The next COVID-19 recovery package took a big step towards becoming law in the wee hours of the morning of Saturday, February 27. The House voted 219-212 to pass President Biden’s $1.9 trillion plan, sending it over for consideration in the Senate, where things get a bit trickier.
Here’s what you need to know about what’s in the bill the House just passed, its prospects for becoming law, and, crucially, what it means for the timing of the next stimulus payment.
What’s in the bill?
With a $1.9 trillion price tag, it should be no surprise that this bill does a lot: expansions of the child and earned income tax credits, funding for state and local governments, an extension of federal unemployment insurance, healthcare and vaccine funding, the infamous $1,400 stimulus, and more.
What about the minimum wage increase?
The Senate parliamentarian advised last week that the minimum wage could not be passed with budget reconciliation, the so-called “fast track” that allows the Democrats to avoid a GOP filibuster. Her ruling has no bearing on what the House does, however, so the minimum wage increase to $15 by 2025 is still in the bill the House passed.
The Senate will now debate and pass its own version of the bill. A conference committee will settle on a single draft, which will then be voted on by both bodies and, if passed, sent to the president for his signature.
What does this mean for the next stimulus payment?
The on-schedule passage of the bill in the House bodes well for the next round of stimulus payments starting to go out later this month.
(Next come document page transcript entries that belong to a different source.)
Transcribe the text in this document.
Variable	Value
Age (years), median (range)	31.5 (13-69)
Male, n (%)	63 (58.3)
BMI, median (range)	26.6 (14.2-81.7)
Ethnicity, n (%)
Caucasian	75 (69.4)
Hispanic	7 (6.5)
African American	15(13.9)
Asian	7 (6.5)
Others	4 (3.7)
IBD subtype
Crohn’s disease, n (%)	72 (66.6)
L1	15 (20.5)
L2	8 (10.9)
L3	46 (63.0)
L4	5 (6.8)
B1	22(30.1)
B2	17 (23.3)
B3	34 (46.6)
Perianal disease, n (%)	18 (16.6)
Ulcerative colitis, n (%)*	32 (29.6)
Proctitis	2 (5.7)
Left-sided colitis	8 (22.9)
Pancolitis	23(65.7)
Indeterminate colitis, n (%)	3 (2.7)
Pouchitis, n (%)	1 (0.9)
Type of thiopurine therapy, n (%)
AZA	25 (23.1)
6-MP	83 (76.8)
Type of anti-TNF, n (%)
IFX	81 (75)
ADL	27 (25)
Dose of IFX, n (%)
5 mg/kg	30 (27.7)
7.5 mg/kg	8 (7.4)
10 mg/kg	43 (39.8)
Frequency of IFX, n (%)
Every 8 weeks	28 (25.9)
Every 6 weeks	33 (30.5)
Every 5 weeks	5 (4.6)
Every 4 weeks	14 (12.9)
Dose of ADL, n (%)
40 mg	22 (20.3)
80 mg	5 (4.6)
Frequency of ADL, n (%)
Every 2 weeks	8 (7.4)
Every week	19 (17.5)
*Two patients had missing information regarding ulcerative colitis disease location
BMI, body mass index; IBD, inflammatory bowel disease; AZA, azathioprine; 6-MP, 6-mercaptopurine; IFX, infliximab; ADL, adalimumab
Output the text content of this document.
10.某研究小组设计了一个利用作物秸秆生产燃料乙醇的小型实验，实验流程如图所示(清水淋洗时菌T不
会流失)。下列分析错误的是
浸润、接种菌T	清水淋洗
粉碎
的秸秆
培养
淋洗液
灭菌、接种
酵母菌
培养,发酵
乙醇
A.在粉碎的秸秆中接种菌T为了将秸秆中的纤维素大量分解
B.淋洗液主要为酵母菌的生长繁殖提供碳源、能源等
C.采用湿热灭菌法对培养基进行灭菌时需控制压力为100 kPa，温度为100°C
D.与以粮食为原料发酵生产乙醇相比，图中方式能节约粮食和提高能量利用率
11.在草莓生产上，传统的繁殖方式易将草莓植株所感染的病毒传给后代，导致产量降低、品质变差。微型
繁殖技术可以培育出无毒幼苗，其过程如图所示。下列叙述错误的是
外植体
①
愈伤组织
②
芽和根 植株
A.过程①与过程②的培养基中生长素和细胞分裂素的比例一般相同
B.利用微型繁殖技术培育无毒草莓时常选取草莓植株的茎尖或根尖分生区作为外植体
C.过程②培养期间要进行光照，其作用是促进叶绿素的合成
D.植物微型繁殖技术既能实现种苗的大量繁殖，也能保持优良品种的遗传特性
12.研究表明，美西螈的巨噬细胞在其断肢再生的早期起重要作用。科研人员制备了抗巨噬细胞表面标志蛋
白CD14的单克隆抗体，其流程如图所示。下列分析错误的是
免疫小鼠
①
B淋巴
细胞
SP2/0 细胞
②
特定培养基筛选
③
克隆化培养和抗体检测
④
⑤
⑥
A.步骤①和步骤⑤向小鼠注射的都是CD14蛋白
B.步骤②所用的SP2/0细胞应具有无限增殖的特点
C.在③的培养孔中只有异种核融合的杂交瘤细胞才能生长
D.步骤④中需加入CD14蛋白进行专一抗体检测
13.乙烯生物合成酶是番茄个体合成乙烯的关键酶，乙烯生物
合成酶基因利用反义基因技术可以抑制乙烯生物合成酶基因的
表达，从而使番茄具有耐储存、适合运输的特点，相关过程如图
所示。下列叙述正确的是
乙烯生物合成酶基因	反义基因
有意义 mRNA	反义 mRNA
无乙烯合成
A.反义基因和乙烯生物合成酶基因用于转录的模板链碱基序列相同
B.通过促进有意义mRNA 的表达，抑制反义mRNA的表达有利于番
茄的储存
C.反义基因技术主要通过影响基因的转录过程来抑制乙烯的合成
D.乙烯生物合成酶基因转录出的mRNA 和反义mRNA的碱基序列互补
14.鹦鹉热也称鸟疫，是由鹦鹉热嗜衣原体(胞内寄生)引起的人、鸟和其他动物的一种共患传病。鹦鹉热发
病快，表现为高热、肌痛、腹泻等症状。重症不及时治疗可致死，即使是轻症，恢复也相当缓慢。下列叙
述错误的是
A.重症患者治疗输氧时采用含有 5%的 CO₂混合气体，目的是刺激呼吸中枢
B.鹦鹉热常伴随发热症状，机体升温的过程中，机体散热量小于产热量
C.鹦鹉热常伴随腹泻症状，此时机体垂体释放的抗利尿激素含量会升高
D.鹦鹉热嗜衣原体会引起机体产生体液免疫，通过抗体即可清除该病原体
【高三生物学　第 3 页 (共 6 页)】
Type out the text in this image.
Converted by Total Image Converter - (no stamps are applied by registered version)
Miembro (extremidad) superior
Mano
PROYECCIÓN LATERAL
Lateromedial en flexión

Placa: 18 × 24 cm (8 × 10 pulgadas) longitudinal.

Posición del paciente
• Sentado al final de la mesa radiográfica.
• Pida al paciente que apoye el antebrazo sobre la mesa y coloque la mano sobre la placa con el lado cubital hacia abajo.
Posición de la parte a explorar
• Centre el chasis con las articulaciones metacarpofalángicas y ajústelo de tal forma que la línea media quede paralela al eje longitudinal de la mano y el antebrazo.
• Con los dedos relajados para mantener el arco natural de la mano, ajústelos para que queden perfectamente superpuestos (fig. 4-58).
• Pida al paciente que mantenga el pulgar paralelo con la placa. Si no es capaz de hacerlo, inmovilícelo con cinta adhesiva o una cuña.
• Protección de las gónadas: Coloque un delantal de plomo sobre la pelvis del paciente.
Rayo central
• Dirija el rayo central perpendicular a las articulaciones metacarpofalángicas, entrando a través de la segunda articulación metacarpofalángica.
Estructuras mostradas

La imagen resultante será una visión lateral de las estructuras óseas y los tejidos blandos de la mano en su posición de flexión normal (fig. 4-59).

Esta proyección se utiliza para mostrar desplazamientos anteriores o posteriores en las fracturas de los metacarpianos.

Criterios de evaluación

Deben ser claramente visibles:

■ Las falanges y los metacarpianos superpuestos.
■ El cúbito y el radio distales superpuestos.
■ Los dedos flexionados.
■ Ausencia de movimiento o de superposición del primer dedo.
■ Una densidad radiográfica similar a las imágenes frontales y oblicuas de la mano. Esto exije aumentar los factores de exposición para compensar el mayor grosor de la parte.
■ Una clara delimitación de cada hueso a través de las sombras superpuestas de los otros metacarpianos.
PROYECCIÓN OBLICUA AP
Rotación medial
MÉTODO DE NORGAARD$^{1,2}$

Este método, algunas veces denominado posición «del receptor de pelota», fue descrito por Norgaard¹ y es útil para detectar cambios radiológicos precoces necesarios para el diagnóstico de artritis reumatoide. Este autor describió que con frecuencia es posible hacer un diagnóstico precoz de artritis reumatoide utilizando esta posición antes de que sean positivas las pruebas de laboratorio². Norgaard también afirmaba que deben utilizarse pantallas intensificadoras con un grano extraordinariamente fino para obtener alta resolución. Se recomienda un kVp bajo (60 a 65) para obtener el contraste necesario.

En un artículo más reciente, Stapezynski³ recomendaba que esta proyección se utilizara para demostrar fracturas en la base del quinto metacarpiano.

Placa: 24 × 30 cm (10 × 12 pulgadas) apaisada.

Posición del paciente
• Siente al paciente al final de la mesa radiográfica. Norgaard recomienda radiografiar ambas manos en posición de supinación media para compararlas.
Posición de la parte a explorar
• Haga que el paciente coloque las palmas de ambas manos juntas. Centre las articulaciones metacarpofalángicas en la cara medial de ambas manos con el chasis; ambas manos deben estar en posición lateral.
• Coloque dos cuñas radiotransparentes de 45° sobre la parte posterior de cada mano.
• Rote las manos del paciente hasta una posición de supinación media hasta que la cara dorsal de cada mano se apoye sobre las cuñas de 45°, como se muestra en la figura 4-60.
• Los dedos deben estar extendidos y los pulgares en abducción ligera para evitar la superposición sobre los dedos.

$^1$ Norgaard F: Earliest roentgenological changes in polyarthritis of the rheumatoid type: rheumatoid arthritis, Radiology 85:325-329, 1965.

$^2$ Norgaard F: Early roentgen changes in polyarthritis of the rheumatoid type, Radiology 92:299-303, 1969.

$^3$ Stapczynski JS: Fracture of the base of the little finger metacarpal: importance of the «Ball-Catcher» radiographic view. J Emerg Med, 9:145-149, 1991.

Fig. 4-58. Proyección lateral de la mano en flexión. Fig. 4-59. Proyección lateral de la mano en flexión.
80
Senate Majority Leader Chuck Schumer’s plan for the bill to become law by March 14—the day expanded federal unemployment benefits are set to expire—would have been imperiled by any delays in the House.
Still, if you’re anxiously awaiting a third stimulus payment, it’s a bit too early to completely relax. There remain several things leading Democrats could do to get the minimum wage into the final package, from firing the parliamentarians to overruling her decision to abolishing the filibuster, rendering her decision moot.
Despite their public support for raising the minimum wage, Biden, Harris, and Schumer have thus far given no indication that they are going to do any of this. A rogue senator or faction of senators could withhold their vote until the minimum wage hike is re-added to the legislation, but buckling to that pressure would open the door to a similar maneuver from the two Democratic senators on record against the minimum wage increase.
If that happens, the bill would likely be delayed, but it probably isn’t going to. On a policy level, there’s a lot in the legislation that both the Sanders and Manchin wings of the party support. And given the national crisis, it’s in everyone’s interest to pass these proposals into law as soon as possible.
Politically, derailing Biden’s first big legislative effort would also be disastrous for his presidency and, in turn, the ability of whoever did the derailing to work with the president through the rest of his term.